Workshop: on enabling technologies for collaborative logistics for greener urban freight

Date: 11.07.2025
By: GRETA

. The initial presentation was provided by Mr. Fahad Anwar, from ITL, project Lead partner who highlighted GRETA objectives and the ways to achieve them. Indeed, GRETA intends to decarbonize the last mile of freight transport in FUAs by piloting innovative and transferable solutions, such as the use of zero-emission vehicles, microhubs and new curb management strategies.

Nowdays, cities around Europe face different challenges (increase in e-commerce, emissions and noise pollution from deliverer vehicles, urban congestion and costs) to make logistic chains efficient and environmentally sustainable.

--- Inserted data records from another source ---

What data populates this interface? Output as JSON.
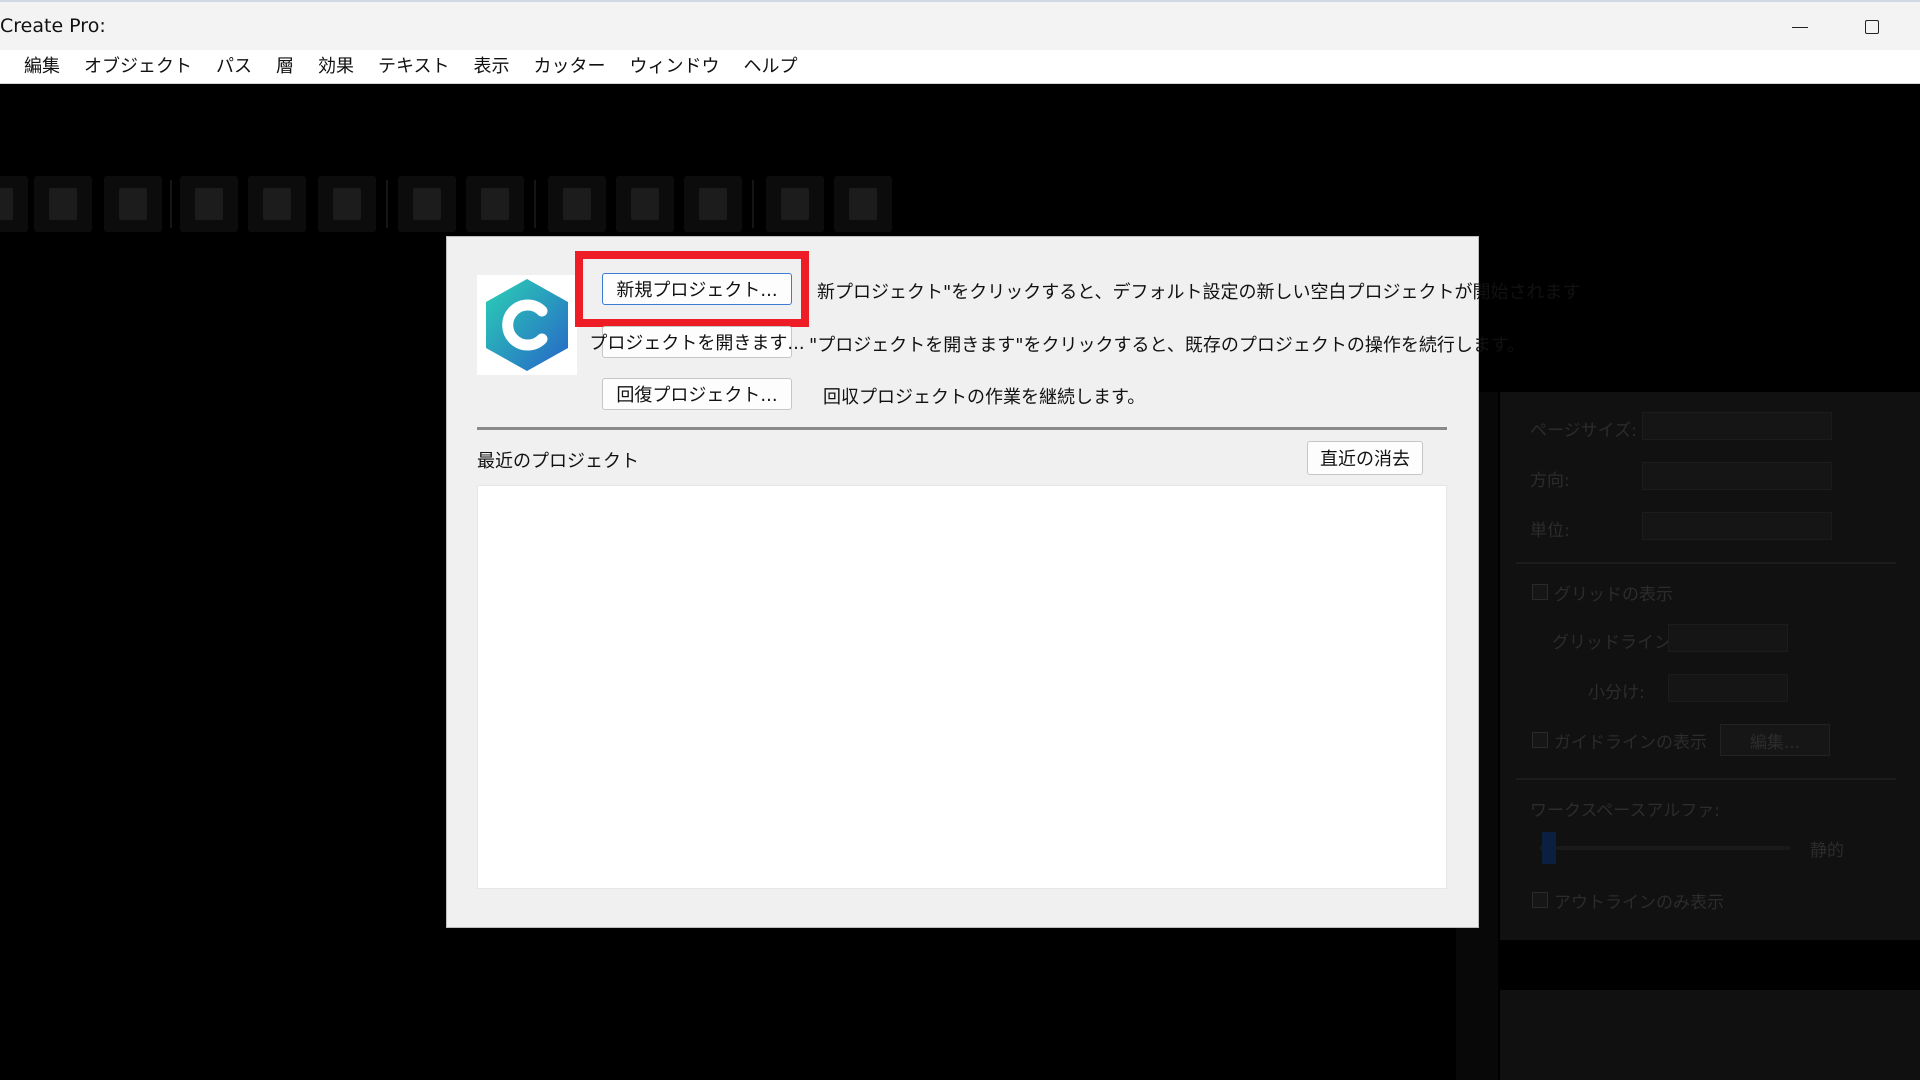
{
  "window": {
    "title": "Create Pro:"
  },
  "menu": {
    "items": [
      "編集",
      "オブジェクト",
      "パス",
      "層",
      "効果",
      "テキスト",
      "表示",
      "カッター",
      "ウィンドウ",
      "ヘルプ"
    ]
  },
  "toolbar": {
    "icons": [
      "new-file-icon",
      "open-icon",
      "save-icon",
      "copy-icon",
      "paste-icon",
      "clipboard-icon",
      "undo-icon",
      "redo-icon",
      "import-image-icon",
      "curve-icon",
      "star-icon",
      "zoom-icon",
      "pen-icon"
    ]
  },
  "dialog": {
    "new_project_label": "新規プロジェクト...",
    "new_project_desc": "新プロジェクト\"をクリックすると、デフォルト設定の新しい空白プロジェクトが開始されます",
    "open_project_label": "プロジェクトを開きます...",
    "open_project_desc": "\"プロジェクトを開きます\"をクリックすると、既存のプロジェクトの操作を続行します。",
    "recover_project_label": "回復プロジェクト...",
    "recover_project_desc": "回収プロジェクトの作業を継続します。",
    "recent_label": "最近のプロジェクト",
    "clear_recent_label": "直近の消去"
  },
  "props": {
    "page_size_label": "ページサイズ:",
    "orientation_label": "方向:",
    "unit_label": "単位:",
    "show_grid_label": "グリッドの表示",
    "grid_line_label": "グリッドライン:",
    "subdivision_label": "小分け:",
    "show_guides_label": "ガイドラインの表示",
    "edit_label": "編集...",
    "workspace_alpha_label": "ワークスペースアルファ:",
    "alpha_value_label": "静的",
    "outline_only_label": "アウトラインのみ表示"
  },
  "colors": {
    "highlight": "#ee1c25",
    "logo_teal": "#1fb5a8",
    "logo_blue": "#2c6fc9"
  }
}
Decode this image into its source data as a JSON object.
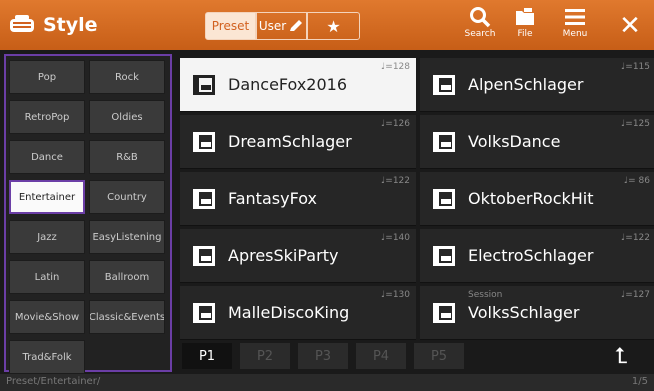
{
  "header": {
    "title": "Style",
    "preset_label": "Preset",
    "user_label": "User",
    "favorite_icon": "star-icon",
    "search_label": "Search",
    "file_label": "File",
    "menu_label": "Menu",
    "close_glyph": "✕",
    "accent_color": "#d2611f"
  },
  "categories": [
    "Pop",
    "Rock",
    "RetroPop",
    "Oldies",
    "Dance",
    "R&B",
    "Entertainer",
    "Country",
    "Jazz",
    "EasyListening",
    "Latin",
    "Ballroom",
    "Movie&Show",
    "Classic&Events",
    "Trad&Folk"
  ],
  "selected_category": "Entertainer",
  "styles": [
    {
      "name": "DanceFox2016",
      "tempo": "♩=128",
      "sub": ""
    },
    {
      "name": "AlpenSchlager",
      "tempo": "♩=115",
      "sub": ""
    },
    {
      "name": "DreamSchlager",
      "tempo": "♩=126",
      "sub": ""
    },
    {
      "name": "VolksDance",
      "tempo": "♩=125",
      "sub": ""
    },
    {
      "name": "FantasyFox",
      "tempo": "♩=122",
      "sub": ""
    },
    {
      "name": "OktoberRockHit",
      "tempo": "♩= 86",
      "sub": ""
    },
    {
      "name": "ApresSkiParty",
      "tempo": "♩=140",
      "sub": ""
    },
    {
      "name": "ElectroSchlager",
      "tempo": "♩=122",
      "sub": ""
    },
    {
      "name": "MalleDiscoKing",
      "tempo": "♩=130",
      "sub": ""
    },
    {
      "name": "VolksSchlager",
      "tempo": "♩=127",
      "sub": "Session"
    }
  ],
  "selected_style": "DanceFox2016",
  "pages": [
    "P1",
    "P2",
    "P3",
    "P4",
    "P5"
  ],
  "active_page": "P1",
  "status": {
    "path": "Preset/Entertainer/",
    "page_indicator": "1/5"
  }
}
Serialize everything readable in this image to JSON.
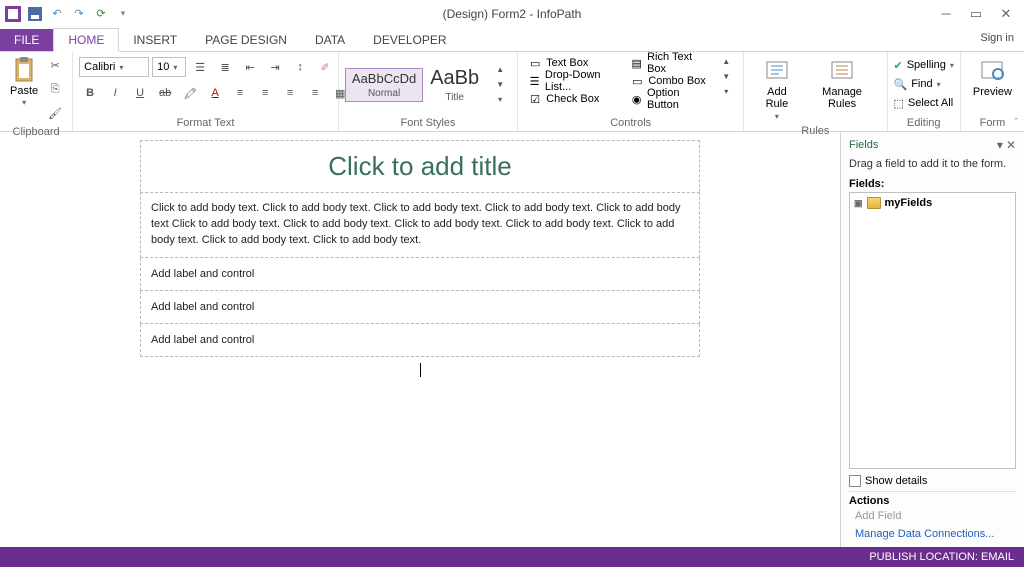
{
  "title": "(Design) Form2 - InfoPath",
  "signin": "Sign in",
  "tabs": {
    "file": "FILE",
    "home": "HOME",
    "insert": "INSERT",
    "page": "PAGE DESIGN",
    "data": "DATA",
    "dev": "DEVELOPER"
  },
  "ribbon": {
    "clipboard": {
      "paste": "Paste",
      "label": "Clipboard"
    },
    "format": {
      "font": "Calibri",
      "size": "10",
      "label": "Format Text"
    },
    "styles": {
      "normal_prev": "AaBbCcDd",
      "normal": "Normal",
      "title_prev": "AaBb",
      "title": "Title",
      "label": "Font Styles"
    },
    "controls": {
      "textbox": "Text Box",
      "rich": "Rich Text Box",
      "drop": "Drop-Down List...",
      "combo": "Combo Box",
      "check": "Check Box",
      "option": "Option Button",
      "label": "Controls"
    },
    "rules": {
      "add": "Add Rule",
      "manage": "Manage Rules",
      "label": "Rules"
    },
    "editing": {
      "spell": "Spelling",
      "find": "Find",
      "select": "Select All",
      "label": "Editing"
    },
    "form": {
      "preview": "Preview",
      "label": "Form"
    }
  },
  "canvas": {
    "title": "Click to add title",
    "body": "Click to add body text. Click to add body text. Click to add body text. Click to add body text. Click to add body text Click to add body text. Click to add body text. Click to add body text. Click to add body text. Click to add body text. Click to add body text. Click to add body text.",
    "row1": "Add label and control",
    "row2": "Add label and control",
    "row3": "Add label and control"
  },
  "side": {
    "title": "Fields",
    "hint": "Drag a field to add it to the form.",
    "fields_label": "Fields:",
    "root": "myFields",
    "show": "Show details",
    "actions": "Actions",
    "add": "Add Field",
    "manage": "Manage Data Connections..."
  },
  "status": "PUBLISH LOCATION: EMAIL"
}
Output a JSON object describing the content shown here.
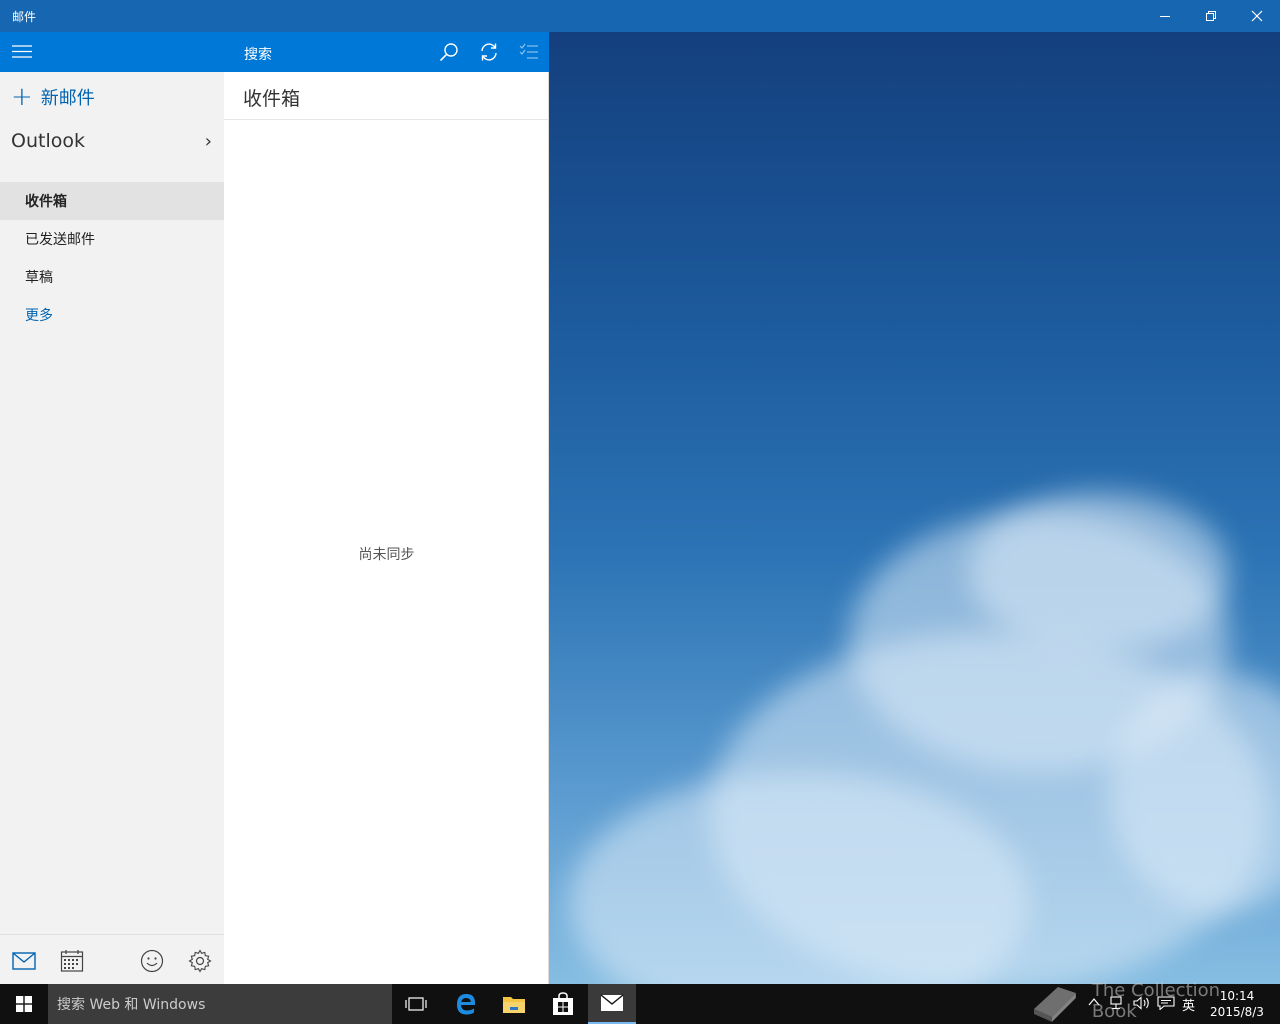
{
  "window": {
    "title": "邮件"
  },
  "sidebar": {
    "new_mail_label": "新邮件",
    "account_name": "Outlook",
    "folders": [
      {
        "label": "收件箱",
        "active": true
      },
      {
        "label": "已发送邮件",
        "active": false
      },
      {
        "label": "草稿",
        "active": false
      },
      {
        "label": "更多",
        "active": false
      }
    ],
    "bottom_icons": [
      "mail-icon",
      "calendar-icon",
      "feedback-smiley-icon",
      "settings-gear-icon"
    ]
  },
  "message_list": {
    "search_label": "搜索",
    "folder_heading": "收件箱",
    "empty_state": "尚未同步"
  },
  "taskbar": {
    "search_placeholder": "搜索 Web 和 Windows",
    "ime_indicator": "英",
    "time": "10:14",
    "date": "2015/8/3"
  },
  "watermark": {
    "text": "The Collection Book"
  },
  "colors": {
    "titlebar": "#1666b2",
    "accent": "#0078d7",
    "link": "#0063b1",
    "sidebar_bg": "#f2f2f2",
    "taskbar_bg": "#101010"
  }
}
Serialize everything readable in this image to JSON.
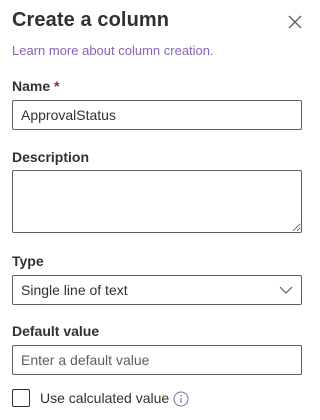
{
  "panel": {
    "title": "Create a column",
    "learn_more": "Learn more about column creation."
  },
  "name": {
    "label": "Name",
    "required_mark": "*",
    "value": "ApprovalStatus"
  },
  "description": {
    "label": "Description",
    "value": ""
  },
  "type": {
    "label": "Type",
    "selected": "Single line of text"
  },
  "default_value": {
    "label": "Default value",
    "placeholder": "Enter a default value",
    "value": ""
  },
  "calculated": {
    "label": "Use calculated value",
    "checked": false
  },
  "icons": {
    "close": "close-icon",
    "chevron": "chevron-down-icon",
    "info": "info-icon",
    "link_color": "#8764b8"
  }
}
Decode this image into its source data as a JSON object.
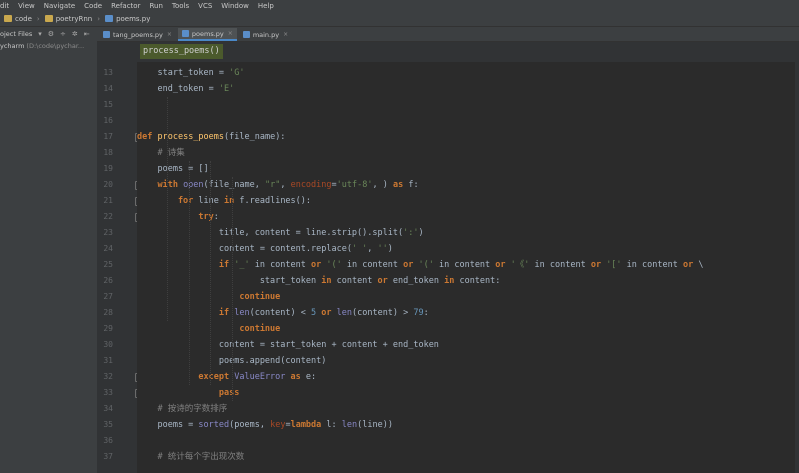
{
  "menu": [
    "dit",
    "View",
    "Navigate",
    "Code",
    "Refactor",
    "Run",
    "Tools",
    "VCS",
    "Window",
    "Help"
  ],
  "breadcrumb": [
    "code",
    "poetryRnn",
    "poems.py"
  ],
  "sidebar": {
    "tool_label": "oject Files",
    "project_name": "ycharm",
    "project_path": "(D:\\code\\pychar..."
  },
  "tabs": [
    {
      "label": "tang_poems.py",
      "active": false
    },
    {
      "label": "poems.py",
      "active": true
    },
    {
      "label": "main.py",
      "active": false
    }
  ],
  "func_chip": "process_poems()",
  "lines": [
    {
      "num": "13",
      "html": "<span>    start_token = </span><span class='str'>'G'</span>"
    },
    {
      "num": "14",
      "html": "<span>    end_token = </span><span class='str'>'E'</span>"
    },
    {
      "num": "15",
      "html": ""
    },
    {
      "num": "16",
      "html": ""
    },
    {
      "num": "17",
      "html": "<span class='kw'>def </span><span class='fn'>process_poems</span><span>(file_name):</span>"
    },
    {
      "num": "18",
      "html": "<span class='cm'>    # 诗集</span>"
    },
    {
      "num": "19",
      "html": "<span>    poems = []</span>"
    },
    {
      "num": "20",
      "html": "<span class='kw'>    with </span><span class='bi'>open</span><span>(file_name, </span><span class='str'>\"r\"</span><span>, </span><span class='pm'>encoding</span><span>=</span><span class='str'>'utf-8'</span><span>, ) </span><span class='kw'>as </span><span>f:</span>"
    },
    {
      "num": "21",
      "html": "<span class='kw'>        for </span><span>line </span><span class='kw'>in </span><span>f.readlines():</span>"
    },
    {
      "num": "22",
      "html": "<span class='kw'>            try</span><span>:</span>"
    },
    {
      "num": "23",
      "html": "<span>                title, content = line.strip().split(</span><span class='str'>':'</span><span>)</span>"
    },
    {
      "num": "24",
      "html": "<span>                content = content.replace(</span><span class='str'>' '</span><span>, </span><span class='str'>''</span><span>)</span>"
    },
    {
      "num": "25",
      "html": "<span class='kw'>                if </span><span class='str'>'_'</span><span> in content </span><span class='kw'>or </span><span class='str'>'('</span><span> in content </span><span class='kw'>or </span><span class='str'>'('</span><span> in content </span><span class='kw'>or </span><span class='str'>'《'</span><span> in content </span><span class='kw'>or </span><span class='str'>'['</span><span> in content </span><span class='kw'>or </span><span>\\</span>"
    },
    {
      "num": "26",
      "html": "<span>                        start_token </span><span class='kw'>in </span><span>content </span><span class='kw'>or </span><span>end_token </span><span class='kw'>in </span><span>content:</span>"
    },
    {
      "num": "27",
      "html": "<span class='kw'>                    continue</span>"
    },
    {
      "num": "28",
      "html": "<span class='kw'>                if </span><span class='bi'>len</span><span>(content) &lt; </span><span class='num'>5</span><span class='kw'> or </span><span class='bi'>len</span><span>(content) &gt; </span><span class='num'>79</span><span>:</span>"
    },
    {
      "num": "29",
      "html": "<span class='kw'>                    continue</span>"
    },
    {
      "num": "30",
      "html": "<span>                content = start_token + content + end_token</span>"
    },
    {
      "num": "31",
      "html": "<span>                poems.append(content)</span>"
    },
    {
      "num": "32",
      "html": "<span class='kw'>            except </span><span class='bi'>ValueError </span><span class='kw'>as </span><span>e:</span>"
    },
    {
      "num": "33",
      "html": "<span class='kw'>                pass</span>"
    },
    {
      "num": "34",
      "html": "<span class='cm'>    # 按诗的字数排序</span>"
    },
    {
      "num": "35",
      "html": "<span>    poems = </span><span class='bi'>sorted</span><span>(poems, </span><span class='pm'>key</span><span>=</span><span class='kw'>lambda </span><span>l: </span><span class='bi'>len</span><span>(line))</span>"
    },
    {
      "num": "36",
      "html": ""
    },
    {
      "num": "37",
      "html": "<span class='cm'>    # 统计每个字出现次数</span>"
    }
  ],
  "colors": {
    "editor_bg": "#2b2b2b",
    "gutter_bg": "#313335",
    "chrome_bg": "#3c3f41",
    "keyword": "#cc7832",
    "string": "#6a8759",
    "number": "#6897bb",
    "comment": "#808080",
    "builtin": "#8888c6",
    "function": "#ffc66d",
    "active_tab_underline": "#4a88c7"
  }
}
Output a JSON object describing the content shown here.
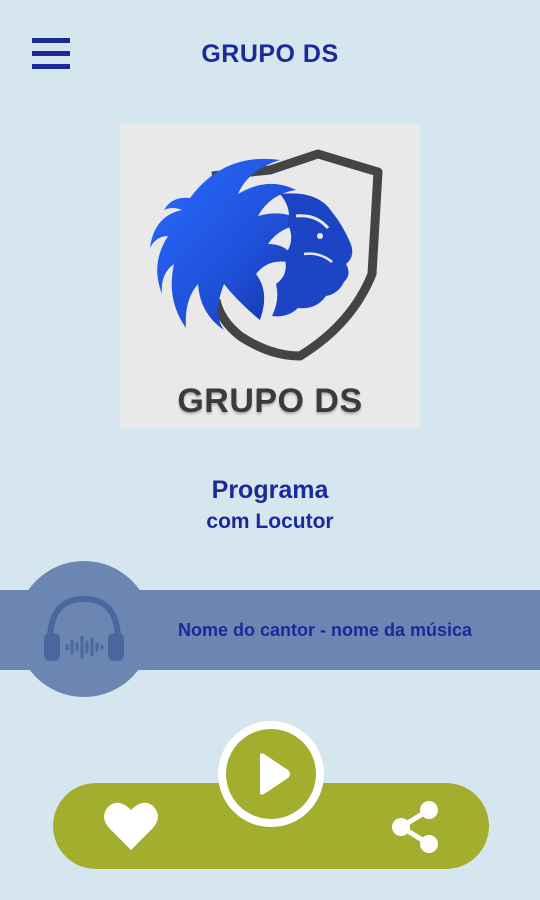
{
  "header": {
    "title": "GRUPO DS",
    "menu_icon": "hamburger-menu-icon"
  },
  "logo": {
    "text": "GRUPO DS",
    "image": "lion-shield-logo",
    "colors": {
      "lion": "#1f55e8",
      "shield": "#4a4a4a",
      "background": "#e9e9e9"
    }
  },
  "program": {
    "title": "Programa",
    "subtitle": "com Locutor"
  },
  "now_playing": {
    "text": "Nome do cantor - nome da música",
    "icon": "headphones-audio-icon"
  },
  "controls": {
    "like_icon": "heart-icon",
    "play_icon": "play-icon",
    "share_icon": "share-icon"
  },
  "colors": {
    "background": "#d6e6ee",
    "primary_text": "#1a2a9a",
    "now_playing_bar": "#6b86b2",
    "control_bar": "#a3ae2e"
  }
}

This calls for policy and planning, infrastructural and organizational changes, new ICT solutions and vehicle-based solutions. Indeed, several of these ideas have been used by some of the cities involved in the GRETA project. During the workshop, Mr. Paolo Lunardi, from Zailog presented the solution tested and adopted by the city of Verona to ensure better curb-side management. An IT platform was introduced to reduce the double-parking phenomenon and congestion caused by delivery vans. This solution will allow Zailog to monitor all the shipping traffic in the Verona FUA and optimize the flow of delivery vehicles in this sensitive zone.

Mr. Riccardo Maratini, from OpenEnloCC provided an insight to the regional collaborative logistics, consisting in improving efficiency and sustainability by leveraging the synergies and team-working of different actors in the supply chain.

In line with the topic, Mr. Wiktor Zukowski presented the outcomes of the SPROUT project, which provided a new city-led innovative and data driven policy response to address the impacts of the emerging mobility patterns, digitally enabled operating and business models, and transport users’ needs. He focused on an example of delivery bays located in the city of Kalisz, which faced usual problems of loading and unloading of goods in the city center (reduced parking lanes, parking maneuvers causing temporary bottlenecks, reduced road capacity during trucks loading/unloading).

The workshop offered the participants an opportunity to discuss the adopted solutions and examine the impact on the city logistics and traffic in general.